昔、暖かい陽気のある日。
陽の色とは正反対な灰色の世界で。
一匹の猫は一人の少女に拾われた。



「久しぶり、俺の主人」



零番隊第四席 早蕨七猫。
その独特な風貌と特殊な扱われ方から、零番隊隊長である葵の『飼い猫』と呼ばれていた。

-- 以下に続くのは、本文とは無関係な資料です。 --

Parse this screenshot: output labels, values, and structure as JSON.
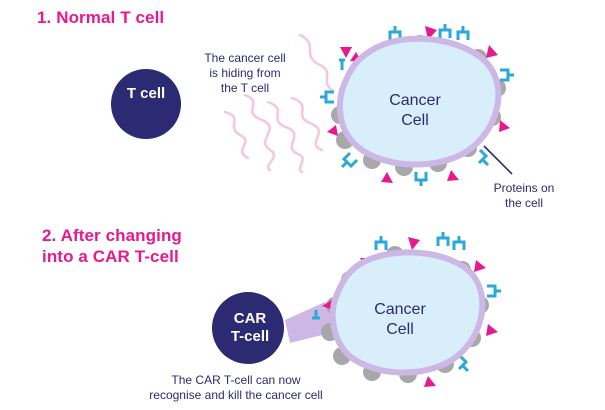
{
  "headings": {
    "normal": "1. Normal T cell",
    "after": [
      "2. After changing",
      "into a CAR T-cell"
    ]
  },
  "t_cell": {
    "label": "T cell"
  },
  "car_t_cell": {
    "label": [
      "CAR",
      "T-cell"
    ]
  },
  "cancer_cell_1": {
    "label": [
      "Cancer",
      "Cell"
    ]
  },
  "cancer_cell_2": {
    "label": [
      "Cancer",
      "Cell"
    ]
  },
  "annotations": {
    "hiding": [
      "The cancer cell",
      "is hiding from",
      "the T cell"
    ],
    "proteins": [
      "Proteins on",
      "the cell"
    ],
    "car_can_kill": [
      "The CAR T-cell can now",
      "recognise and kill the cancer cell"
    ]
  },
  "colors": {
    "heading_pink": "#e6198f",
    "navy": "#2c2a72",
    "cell_fill": "#d8eefb",
    "cell_outline": "#cdb7e4",
    "protein_gray": "#a8a8aa",
    "protein_pink": "#e6198f",
    "protein_blue": "#2aa8d8",
    "squiggle_pink": "#f6c6dc",
    "car_connector": "#cdb7e4"
  }
}
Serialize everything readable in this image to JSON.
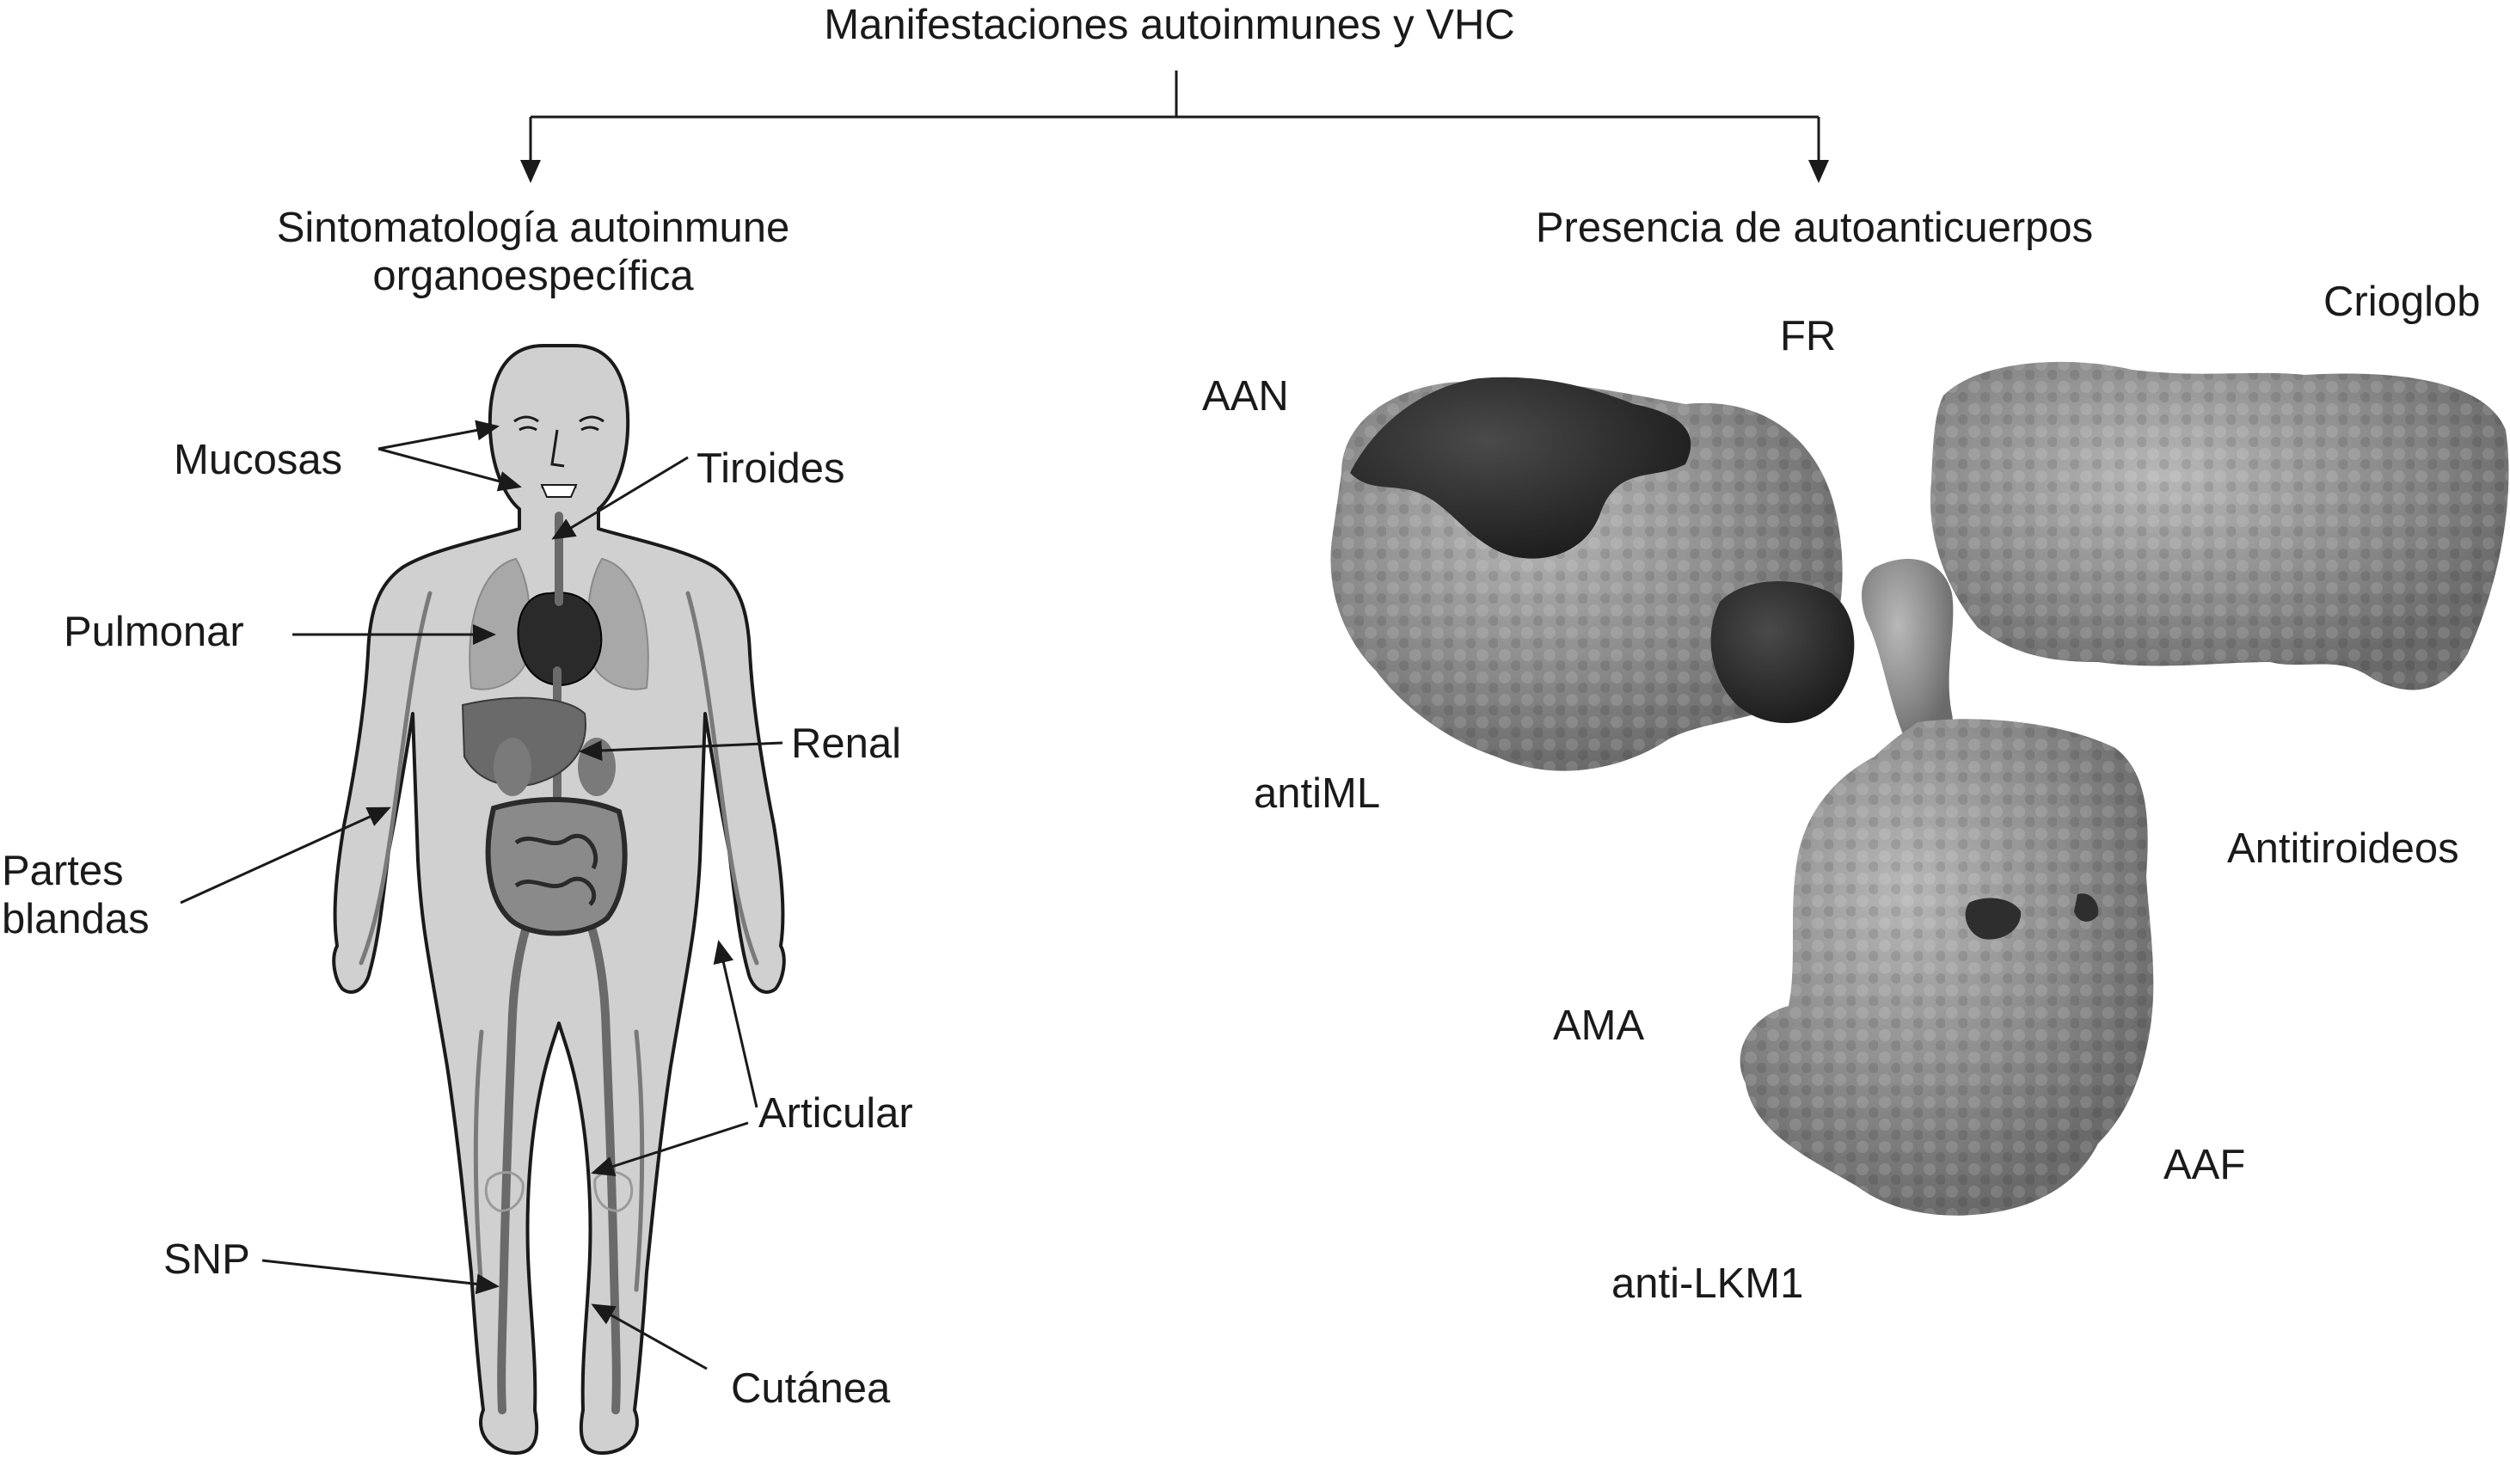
{
  "title": "Manifestaciones autoinmunes y VHC",
  "left_branch": {
    "heading_line1": "Sintomatología autoinmune",
    "heading_line2": "organoespecífica",
    "labels": {
      "mucosas": "Mucosas",
      "tiroides": "Tiroides",
      "pulmonar": "Pulmonar",
      "renal": "Renal",
      "partes_line1": "Partes",
      "partes_line2": "blandas",
      "articular": "Articular",
      "snp": "SNP",
      "cutanea": "Cutánea"
    }
  },
  "right_branch": {
    "heading": "Presencia de autoanticuerpos",
    "labels": {
      "aan": "AAN",
      "fr": "FR",
      "crioglob": "Crioglob",
      "antiml": "antiML",
      "antitiroideos": "Antitiroideos",
      "ama": "AMA",
      "aaf": "AAF",
      "antilkm1": "anti-LKM1"
    }
  },
  "colors": {
    "line": "#1a1a1a",
    "body_fill": "#cfcfcf",
    "organ_dark": "#6e6e6e",
    "protein_light": "#8a8a8a",
    "protein_dark": "#2e2e2e"
  }
}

「もう私はあなたの主人じゃないですよ。零番隊は解散したでしょう」

「俺が葵を何と呼んだって自由だし」

「……変わりませんね」



はあ、と顔を変えずに葵が息を吐いた。
時々この男の体に耳と尻尾を探している自分に気づく。

零番隊当時から集団行動を嫌い、自分が気に入った者以外の命令をはねつけ、前髪で隠れた瞳を誰にも見せることなく。
葵を抜かして隊の上位三官に並ぶ力を持て余していた。



「七猫ですね、九番隊の隊員をああまでボロボロにしたのは」

「何で?」

「あんな猫が引っ掻いたような傷痕なんてあなたにしか出来ませんから」



昨日女隊員に頬を切られて気づいた。
こんな風に切り裂くには刀は結構な速さで振らなければならない。
ギンの斬魄刀である『神鎗』は突き刺すのが名目の刀だから、体中に傷をつけるには無理がある。

けれど、確信したのはもう一つの理由。



「市丸隊長が七猫の代わりに疑われました」

「……またかよ」



猫は少しだけ髪から下の少ない顔を渋そうに歪ませた。
髪に隠された瞳がどんな表情をしているのかは誰にも分からない。
髪の下にある瞳が赤いのかどうかは定かではないが、瞳を覆うその髪はどこかの狐目と同じように、銀色だった。

斬られる一瞬垣間見えただけでは、例え身長等が違ったとしても、それが見慣れた三番隊隊長だと勘違いしてしまうほどに。



「…市丸に間違えられたことは謝らないよ。勝手に向こうが勘違いした」

「はい、それについては仕方がないことです」



すとん、と葵も七猫の隣に腰を下ろした。
今にも崩れてきそうな灰色の山。
その中の一つの廃墟の屋根には影が二つ。

一人は死神、もう一人は猫。
死神は屋根から見える灰色の世界を見つめていたけれど、猫はずっと死神の横顔を見つめていた。



「……私を守ろうとしてくれたんですか?」

「……流魂街に出た他の零番隊の奴らに、葵が濡衣着せられたって聞いたから」



七猫以外にも零番隊解散後に瀞霊廷を去る隊員はいた。
葵へ手紙を送った隊員がいたように、昔の仲間の間ではすでに周知のようだった。
そんな中で、七猫は耐えようとした。
葵が理不尽なやり方で陥れられたと聞いても何を聞いても、すでに瀞霊廷を離れたことを理由に、そんな情報など聞き逃そうとした。

他人事だと思おうとしたのに。
もう他人だと言うのに。



「…夜になって、瀞霊廷の周りをウロついてたら葵の血の匂いがしたら、我慢できなかった」



結局、瀞霊廷へ忍び込んだ。
忍び込むだなんて静かな動作ではなく、ただ単に飛び入った。

葵を痛めつける九番隊の隊員達の声が聞こえてきたときはもう人間としての理性を失いかけていたから。
意気揚々とその場から離れて行った九番隊の隊員へひたすらに報復した。